Greenpeace Photo Ghana

To see where your old computer is likely to end up watch this amazing video from Frontline:

On the outskirts of Ghana’s biggest city sits a smoldering wasteland, a slum carved into the banks of the Korle Lagoon, one of the most polluted bodies of water on earth. The locals call it Sodom and Gomorrah.

More Bad News

In addition to the inherent shortcomings of recycling as a solution to our trash problem, I came across the following sobering statistic: municipal solid waste, (household waste) represents about 2% of national waste, (what the country throws away in a year).

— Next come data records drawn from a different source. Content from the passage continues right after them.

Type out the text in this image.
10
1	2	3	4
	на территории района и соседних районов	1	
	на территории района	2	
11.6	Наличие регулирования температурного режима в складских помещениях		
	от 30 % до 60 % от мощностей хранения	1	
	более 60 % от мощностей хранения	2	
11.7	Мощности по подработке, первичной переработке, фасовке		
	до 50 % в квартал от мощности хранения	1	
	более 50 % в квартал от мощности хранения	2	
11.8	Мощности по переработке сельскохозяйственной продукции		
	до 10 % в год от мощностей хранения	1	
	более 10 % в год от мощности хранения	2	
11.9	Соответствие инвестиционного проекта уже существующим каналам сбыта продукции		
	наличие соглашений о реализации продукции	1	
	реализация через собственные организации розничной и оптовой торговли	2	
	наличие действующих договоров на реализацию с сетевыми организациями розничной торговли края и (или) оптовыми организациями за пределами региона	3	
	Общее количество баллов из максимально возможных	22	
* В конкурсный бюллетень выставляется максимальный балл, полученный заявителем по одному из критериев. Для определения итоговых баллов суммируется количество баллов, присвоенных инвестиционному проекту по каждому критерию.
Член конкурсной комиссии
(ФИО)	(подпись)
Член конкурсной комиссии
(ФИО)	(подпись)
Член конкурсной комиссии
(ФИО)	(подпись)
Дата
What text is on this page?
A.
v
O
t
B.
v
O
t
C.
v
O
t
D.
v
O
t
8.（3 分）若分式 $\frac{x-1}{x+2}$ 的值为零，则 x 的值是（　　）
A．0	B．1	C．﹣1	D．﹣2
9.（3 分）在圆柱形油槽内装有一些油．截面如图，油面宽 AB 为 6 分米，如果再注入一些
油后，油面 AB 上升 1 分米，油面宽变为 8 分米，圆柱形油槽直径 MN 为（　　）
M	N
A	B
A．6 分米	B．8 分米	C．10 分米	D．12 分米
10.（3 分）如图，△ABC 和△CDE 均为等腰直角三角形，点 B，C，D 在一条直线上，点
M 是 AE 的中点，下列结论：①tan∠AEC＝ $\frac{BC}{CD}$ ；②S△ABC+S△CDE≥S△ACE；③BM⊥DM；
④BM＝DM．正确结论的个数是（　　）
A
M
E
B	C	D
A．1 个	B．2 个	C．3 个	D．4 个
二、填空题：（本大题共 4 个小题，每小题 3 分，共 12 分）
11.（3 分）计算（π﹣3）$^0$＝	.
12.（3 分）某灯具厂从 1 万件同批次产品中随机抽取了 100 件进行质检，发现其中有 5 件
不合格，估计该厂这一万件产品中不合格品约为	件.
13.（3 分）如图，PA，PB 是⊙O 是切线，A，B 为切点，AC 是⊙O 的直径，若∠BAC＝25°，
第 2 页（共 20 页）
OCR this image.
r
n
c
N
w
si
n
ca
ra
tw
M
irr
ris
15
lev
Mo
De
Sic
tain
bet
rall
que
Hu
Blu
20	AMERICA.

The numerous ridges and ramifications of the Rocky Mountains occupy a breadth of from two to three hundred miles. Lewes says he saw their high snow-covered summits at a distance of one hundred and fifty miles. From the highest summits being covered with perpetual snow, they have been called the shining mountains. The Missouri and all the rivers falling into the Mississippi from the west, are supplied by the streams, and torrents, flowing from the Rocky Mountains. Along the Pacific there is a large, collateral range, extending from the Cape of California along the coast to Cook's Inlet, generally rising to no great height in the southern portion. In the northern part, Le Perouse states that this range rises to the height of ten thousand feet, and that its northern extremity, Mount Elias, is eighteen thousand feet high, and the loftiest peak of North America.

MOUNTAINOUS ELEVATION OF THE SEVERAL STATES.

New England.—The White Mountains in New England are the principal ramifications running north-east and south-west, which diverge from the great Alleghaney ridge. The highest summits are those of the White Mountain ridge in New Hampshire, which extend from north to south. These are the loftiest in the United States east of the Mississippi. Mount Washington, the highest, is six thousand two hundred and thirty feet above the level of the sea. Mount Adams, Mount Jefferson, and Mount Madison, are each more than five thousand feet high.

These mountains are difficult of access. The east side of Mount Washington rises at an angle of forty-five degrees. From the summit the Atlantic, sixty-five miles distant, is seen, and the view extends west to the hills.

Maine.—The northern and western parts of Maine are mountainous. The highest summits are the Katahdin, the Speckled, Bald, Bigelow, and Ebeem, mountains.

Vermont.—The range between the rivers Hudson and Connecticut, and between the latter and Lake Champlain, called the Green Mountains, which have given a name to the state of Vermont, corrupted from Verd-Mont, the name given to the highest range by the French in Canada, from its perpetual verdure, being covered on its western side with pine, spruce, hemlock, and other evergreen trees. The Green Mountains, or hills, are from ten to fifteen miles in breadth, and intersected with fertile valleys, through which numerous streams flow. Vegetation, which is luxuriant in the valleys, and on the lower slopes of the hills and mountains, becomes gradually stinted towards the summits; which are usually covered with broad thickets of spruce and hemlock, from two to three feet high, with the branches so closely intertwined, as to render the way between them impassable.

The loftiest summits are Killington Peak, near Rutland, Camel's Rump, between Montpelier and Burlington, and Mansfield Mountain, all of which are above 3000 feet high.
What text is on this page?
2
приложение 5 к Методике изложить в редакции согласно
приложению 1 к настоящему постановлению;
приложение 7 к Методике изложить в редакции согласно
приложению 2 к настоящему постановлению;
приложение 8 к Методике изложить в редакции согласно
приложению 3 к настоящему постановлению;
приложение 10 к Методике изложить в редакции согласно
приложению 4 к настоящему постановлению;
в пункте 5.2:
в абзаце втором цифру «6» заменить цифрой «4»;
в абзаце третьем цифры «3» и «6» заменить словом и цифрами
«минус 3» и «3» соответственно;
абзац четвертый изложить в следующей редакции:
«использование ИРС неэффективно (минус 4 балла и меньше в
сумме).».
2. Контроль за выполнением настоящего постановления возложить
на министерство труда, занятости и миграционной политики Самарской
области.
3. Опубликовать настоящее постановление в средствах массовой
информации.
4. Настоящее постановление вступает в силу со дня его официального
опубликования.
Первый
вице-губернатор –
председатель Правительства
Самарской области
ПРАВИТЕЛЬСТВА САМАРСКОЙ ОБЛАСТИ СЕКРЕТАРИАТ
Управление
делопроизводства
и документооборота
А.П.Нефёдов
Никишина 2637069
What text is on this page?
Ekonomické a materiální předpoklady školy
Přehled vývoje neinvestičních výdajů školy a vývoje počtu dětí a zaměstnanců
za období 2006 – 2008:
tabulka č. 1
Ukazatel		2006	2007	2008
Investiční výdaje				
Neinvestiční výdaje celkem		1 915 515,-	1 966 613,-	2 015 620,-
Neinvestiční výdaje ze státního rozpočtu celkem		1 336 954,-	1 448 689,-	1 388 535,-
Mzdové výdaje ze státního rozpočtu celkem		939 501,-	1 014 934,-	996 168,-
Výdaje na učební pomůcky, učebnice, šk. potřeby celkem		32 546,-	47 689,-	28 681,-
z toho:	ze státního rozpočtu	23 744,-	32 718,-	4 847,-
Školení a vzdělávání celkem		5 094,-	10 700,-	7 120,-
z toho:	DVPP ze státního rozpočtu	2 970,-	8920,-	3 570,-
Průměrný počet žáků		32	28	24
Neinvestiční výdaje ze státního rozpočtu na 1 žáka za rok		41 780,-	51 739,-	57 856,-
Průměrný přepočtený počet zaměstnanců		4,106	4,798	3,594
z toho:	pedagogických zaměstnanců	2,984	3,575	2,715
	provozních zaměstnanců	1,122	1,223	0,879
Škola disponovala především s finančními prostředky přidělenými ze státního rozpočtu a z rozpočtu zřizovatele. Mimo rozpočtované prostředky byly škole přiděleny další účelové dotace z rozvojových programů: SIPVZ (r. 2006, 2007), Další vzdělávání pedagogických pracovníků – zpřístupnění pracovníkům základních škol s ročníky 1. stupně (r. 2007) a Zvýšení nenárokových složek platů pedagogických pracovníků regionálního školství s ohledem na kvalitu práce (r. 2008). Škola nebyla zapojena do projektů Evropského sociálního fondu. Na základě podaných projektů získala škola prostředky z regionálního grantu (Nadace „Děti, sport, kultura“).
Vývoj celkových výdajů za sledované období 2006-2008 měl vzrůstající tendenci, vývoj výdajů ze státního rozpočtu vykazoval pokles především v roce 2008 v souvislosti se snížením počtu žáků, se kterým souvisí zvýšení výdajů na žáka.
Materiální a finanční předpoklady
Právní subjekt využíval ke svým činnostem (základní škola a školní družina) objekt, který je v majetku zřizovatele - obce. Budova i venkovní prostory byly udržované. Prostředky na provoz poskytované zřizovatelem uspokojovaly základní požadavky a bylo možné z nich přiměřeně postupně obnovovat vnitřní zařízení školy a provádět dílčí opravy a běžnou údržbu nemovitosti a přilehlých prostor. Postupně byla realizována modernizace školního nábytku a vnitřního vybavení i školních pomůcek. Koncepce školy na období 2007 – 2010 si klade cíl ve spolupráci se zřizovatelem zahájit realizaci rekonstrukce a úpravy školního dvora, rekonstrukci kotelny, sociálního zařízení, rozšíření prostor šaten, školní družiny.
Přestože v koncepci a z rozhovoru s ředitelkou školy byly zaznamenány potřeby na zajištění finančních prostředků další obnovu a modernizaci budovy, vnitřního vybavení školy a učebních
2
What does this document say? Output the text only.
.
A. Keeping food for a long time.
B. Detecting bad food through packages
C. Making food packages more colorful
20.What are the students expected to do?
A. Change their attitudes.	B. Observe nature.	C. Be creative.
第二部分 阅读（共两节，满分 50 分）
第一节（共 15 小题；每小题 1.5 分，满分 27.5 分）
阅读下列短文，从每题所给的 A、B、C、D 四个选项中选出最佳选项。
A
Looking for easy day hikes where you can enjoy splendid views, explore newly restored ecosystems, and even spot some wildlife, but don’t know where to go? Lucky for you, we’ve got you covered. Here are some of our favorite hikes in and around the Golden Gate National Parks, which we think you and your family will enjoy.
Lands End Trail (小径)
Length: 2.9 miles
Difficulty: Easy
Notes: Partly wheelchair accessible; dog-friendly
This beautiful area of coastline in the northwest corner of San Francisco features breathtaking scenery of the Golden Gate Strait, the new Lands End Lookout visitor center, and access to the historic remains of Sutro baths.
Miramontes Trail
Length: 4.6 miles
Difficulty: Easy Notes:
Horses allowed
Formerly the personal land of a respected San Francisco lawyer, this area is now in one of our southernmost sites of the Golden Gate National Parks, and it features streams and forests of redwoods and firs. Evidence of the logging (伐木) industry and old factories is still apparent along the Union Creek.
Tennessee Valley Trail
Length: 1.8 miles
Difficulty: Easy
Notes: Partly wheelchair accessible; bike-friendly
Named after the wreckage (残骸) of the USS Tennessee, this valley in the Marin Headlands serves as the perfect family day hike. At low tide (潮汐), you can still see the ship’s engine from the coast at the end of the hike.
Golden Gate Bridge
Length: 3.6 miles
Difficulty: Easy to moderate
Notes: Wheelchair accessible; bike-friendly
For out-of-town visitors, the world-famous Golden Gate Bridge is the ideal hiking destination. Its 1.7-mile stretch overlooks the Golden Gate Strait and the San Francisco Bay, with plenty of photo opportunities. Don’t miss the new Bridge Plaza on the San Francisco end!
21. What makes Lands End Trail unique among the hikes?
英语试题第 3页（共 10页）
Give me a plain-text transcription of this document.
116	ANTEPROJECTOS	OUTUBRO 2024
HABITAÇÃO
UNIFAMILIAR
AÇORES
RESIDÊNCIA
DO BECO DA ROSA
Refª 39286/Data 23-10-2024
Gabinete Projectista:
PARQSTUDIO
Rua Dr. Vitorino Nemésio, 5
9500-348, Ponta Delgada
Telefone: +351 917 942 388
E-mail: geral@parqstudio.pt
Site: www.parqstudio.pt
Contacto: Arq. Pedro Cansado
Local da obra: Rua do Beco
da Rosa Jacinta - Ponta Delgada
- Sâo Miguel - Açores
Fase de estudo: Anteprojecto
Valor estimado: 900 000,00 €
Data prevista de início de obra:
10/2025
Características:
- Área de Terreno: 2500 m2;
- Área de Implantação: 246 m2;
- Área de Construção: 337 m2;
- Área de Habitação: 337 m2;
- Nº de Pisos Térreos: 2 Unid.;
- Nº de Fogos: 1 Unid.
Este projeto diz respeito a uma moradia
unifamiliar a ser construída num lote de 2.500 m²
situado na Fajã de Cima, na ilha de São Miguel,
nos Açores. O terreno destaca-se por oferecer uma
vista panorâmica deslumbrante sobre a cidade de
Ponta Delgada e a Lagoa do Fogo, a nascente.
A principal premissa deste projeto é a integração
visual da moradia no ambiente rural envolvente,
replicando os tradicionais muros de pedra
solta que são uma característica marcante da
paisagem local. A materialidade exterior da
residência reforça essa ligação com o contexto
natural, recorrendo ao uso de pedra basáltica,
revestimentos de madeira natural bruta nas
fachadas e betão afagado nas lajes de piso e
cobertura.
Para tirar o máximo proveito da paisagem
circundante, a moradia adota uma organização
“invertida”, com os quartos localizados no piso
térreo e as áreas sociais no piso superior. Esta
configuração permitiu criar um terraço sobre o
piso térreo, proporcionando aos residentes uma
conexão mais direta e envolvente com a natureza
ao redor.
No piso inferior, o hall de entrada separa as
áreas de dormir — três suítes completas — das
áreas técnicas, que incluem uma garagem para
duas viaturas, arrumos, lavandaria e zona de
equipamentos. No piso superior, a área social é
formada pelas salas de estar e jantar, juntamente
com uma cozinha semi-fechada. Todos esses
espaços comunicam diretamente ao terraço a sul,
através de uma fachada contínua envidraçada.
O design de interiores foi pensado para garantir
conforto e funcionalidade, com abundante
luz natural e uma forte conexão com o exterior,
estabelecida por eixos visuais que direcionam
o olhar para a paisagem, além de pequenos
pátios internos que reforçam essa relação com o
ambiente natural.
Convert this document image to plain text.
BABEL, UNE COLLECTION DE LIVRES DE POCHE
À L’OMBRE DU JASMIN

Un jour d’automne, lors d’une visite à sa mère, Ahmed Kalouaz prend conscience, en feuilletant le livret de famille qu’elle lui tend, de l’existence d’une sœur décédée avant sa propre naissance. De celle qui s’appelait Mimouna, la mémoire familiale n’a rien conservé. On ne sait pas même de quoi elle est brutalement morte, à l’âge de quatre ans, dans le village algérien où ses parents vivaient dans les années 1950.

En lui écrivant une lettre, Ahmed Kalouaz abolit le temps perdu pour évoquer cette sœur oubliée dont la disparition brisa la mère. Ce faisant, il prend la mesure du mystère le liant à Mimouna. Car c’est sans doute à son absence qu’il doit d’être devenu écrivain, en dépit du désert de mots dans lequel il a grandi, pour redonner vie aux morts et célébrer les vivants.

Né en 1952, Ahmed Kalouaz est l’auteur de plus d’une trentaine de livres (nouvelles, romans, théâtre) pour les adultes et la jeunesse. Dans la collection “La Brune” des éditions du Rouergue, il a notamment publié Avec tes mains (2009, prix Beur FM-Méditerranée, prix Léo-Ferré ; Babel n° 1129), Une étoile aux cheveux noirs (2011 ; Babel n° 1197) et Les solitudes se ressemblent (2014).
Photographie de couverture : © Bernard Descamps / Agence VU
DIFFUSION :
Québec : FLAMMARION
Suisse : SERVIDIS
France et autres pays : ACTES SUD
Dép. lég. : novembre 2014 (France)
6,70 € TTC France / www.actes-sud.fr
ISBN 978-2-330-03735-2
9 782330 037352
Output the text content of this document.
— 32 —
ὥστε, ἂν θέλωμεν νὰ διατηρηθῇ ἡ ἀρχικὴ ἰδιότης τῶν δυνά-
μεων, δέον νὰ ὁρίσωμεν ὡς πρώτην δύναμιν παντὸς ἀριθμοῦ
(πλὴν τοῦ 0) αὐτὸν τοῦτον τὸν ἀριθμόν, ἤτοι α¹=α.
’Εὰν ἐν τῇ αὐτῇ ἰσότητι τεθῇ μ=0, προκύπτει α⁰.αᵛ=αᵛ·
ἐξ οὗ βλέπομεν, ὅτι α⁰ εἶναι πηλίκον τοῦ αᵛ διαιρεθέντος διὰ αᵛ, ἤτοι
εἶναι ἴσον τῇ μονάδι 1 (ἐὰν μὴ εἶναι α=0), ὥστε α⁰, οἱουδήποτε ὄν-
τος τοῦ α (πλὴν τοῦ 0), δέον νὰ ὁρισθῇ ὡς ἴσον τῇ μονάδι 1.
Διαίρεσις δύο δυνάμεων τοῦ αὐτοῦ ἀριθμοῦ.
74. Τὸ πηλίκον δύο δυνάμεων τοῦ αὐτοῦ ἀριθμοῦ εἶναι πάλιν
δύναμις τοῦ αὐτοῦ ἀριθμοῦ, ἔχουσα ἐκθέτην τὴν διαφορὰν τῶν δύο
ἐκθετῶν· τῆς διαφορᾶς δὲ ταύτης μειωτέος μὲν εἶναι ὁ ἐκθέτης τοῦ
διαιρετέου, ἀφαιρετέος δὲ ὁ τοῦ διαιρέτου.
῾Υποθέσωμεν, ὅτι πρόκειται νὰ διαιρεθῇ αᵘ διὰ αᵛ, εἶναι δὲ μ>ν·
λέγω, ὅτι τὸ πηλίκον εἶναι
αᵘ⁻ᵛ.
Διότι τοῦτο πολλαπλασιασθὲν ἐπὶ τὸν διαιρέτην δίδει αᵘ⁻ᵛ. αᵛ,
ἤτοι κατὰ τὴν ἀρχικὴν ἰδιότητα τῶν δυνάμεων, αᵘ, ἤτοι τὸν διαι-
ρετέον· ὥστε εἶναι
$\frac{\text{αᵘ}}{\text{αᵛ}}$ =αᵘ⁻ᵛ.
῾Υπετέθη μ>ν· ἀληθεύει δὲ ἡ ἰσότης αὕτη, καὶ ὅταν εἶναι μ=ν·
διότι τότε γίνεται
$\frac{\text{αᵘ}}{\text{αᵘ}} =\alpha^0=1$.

So it seems that what you and I do with our garbage really makes very little difference. That sounds overly cynical. Recycling is better than discarding, but we’ve got a much bigger problem.

While numbers vary, the most conservative estimate is that the average consumer product generates 18 times its own weight in waste during the manufacturing process. So, that’s what has entered the waste stream before you’ve even gotten out of the store.

The unavoidable conclusion is that we have to consume less and who wants to do that? I like my stuff. I like my stuff a lot. I like my stuff perhaps too much. This is where I hit a wall.